Serge Schmemann misses one major change in attitudes toward World War II in his NYT op-ed on the war’s 60th anniversary. He talks about the Baltic states stiffing (Estonia and Lithuania) or meeting (Latvia) Russia, China bashing Japan, Germany’s desire to be included, but the only mention of the Holocaust is remembering that the Baltic states and Bulgaria cooperated with Germany in massacring Jews.

Jews have turned against the “greatest generation” that fought for American in World War II because the Allies did not move quickly enough to save Jews in European death camps. I believe that this is why we now have a World War II memorial on the mall. The World War II vets thought they didn’t need a memorial because their deeds would be enough to speak to history for them. Now they find that defeating the Germans and the Japanese was not enough. They are condemned for not stopping the Holocaust.
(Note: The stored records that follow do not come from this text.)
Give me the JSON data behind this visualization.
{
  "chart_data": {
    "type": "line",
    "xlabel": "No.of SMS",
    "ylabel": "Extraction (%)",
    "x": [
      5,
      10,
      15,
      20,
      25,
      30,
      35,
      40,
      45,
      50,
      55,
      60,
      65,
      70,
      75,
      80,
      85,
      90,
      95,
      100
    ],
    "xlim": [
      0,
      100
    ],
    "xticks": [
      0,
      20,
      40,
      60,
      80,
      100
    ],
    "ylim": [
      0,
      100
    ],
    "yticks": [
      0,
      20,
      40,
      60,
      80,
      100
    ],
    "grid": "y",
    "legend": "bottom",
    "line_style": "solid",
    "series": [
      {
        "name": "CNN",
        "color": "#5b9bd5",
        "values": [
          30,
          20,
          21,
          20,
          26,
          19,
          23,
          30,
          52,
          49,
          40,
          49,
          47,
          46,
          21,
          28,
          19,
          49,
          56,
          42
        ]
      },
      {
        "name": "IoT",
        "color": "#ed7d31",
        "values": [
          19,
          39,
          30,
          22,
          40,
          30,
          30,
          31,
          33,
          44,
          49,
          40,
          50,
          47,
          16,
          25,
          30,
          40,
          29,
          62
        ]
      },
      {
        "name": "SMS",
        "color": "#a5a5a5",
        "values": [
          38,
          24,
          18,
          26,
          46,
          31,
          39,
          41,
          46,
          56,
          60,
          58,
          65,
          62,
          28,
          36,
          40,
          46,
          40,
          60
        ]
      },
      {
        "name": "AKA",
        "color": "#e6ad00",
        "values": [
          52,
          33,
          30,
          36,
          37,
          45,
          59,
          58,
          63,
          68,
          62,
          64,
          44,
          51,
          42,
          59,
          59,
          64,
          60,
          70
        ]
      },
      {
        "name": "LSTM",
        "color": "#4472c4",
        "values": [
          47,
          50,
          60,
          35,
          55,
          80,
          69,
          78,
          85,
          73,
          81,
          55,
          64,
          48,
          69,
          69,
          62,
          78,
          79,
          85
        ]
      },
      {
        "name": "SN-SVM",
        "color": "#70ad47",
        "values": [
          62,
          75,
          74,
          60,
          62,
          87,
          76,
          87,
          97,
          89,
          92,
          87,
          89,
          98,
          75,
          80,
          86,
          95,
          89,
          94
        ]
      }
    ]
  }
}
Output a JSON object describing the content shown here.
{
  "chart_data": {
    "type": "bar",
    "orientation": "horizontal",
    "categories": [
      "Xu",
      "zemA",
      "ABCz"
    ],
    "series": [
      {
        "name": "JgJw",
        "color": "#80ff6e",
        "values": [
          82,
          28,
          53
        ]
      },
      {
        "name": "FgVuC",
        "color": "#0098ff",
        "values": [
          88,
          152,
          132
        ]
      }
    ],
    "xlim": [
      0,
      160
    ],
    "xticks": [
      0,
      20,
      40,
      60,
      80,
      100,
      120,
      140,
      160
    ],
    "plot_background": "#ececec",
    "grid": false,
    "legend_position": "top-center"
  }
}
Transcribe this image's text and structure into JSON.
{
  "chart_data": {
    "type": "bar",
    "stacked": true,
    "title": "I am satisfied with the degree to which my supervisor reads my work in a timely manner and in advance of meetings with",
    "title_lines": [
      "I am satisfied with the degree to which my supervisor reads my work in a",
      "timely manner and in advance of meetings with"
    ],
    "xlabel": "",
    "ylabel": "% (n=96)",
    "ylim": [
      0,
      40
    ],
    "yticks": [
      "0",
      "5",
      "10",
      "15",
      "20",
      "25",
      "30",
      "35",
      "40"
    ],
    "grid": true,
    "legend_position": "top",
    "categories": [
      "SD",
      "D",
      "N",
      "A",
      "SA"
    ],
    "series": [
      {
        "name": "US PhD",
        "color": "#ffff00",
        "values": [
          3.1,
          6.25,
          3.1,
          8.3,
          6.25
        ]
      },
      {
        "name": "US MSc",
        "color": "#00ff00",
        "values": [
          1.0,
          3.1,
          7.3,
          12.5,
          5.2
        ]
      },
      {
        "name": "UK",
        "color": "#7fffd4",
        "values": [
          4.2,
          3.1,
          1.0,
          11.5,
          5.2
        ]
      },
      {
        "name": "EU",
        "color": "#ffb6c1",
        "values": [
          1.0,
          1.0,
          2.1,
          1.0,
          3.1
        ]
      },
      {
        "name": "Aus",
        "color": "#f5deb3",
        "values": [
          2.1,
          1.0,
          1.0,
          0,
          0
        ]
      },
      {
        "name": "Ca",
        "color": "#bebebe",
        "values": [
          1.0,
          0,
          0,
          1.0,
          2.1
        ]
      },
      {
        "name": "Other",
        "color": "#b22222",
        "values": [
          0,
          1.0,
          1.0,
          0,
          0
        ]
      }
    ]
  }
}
So, at least they have their memorial on the mall, but their reputations tarnish by the day under the attack of the Holocaust promoters.

Schmemann missed, or failed to mention, that change in perception toward World War II. Now thanks to endless public promotion, deaths in the Holocaust are perceived as much more important than deaths in combat. Rows of marble tombstones in military cemeteries here and abroad are now less important than images of Auschwitz. Few outside Russia mention that millions more Soviet citizens died in combat or were killed in their homes than the number of Jews who were killed in the Holocaust during the war.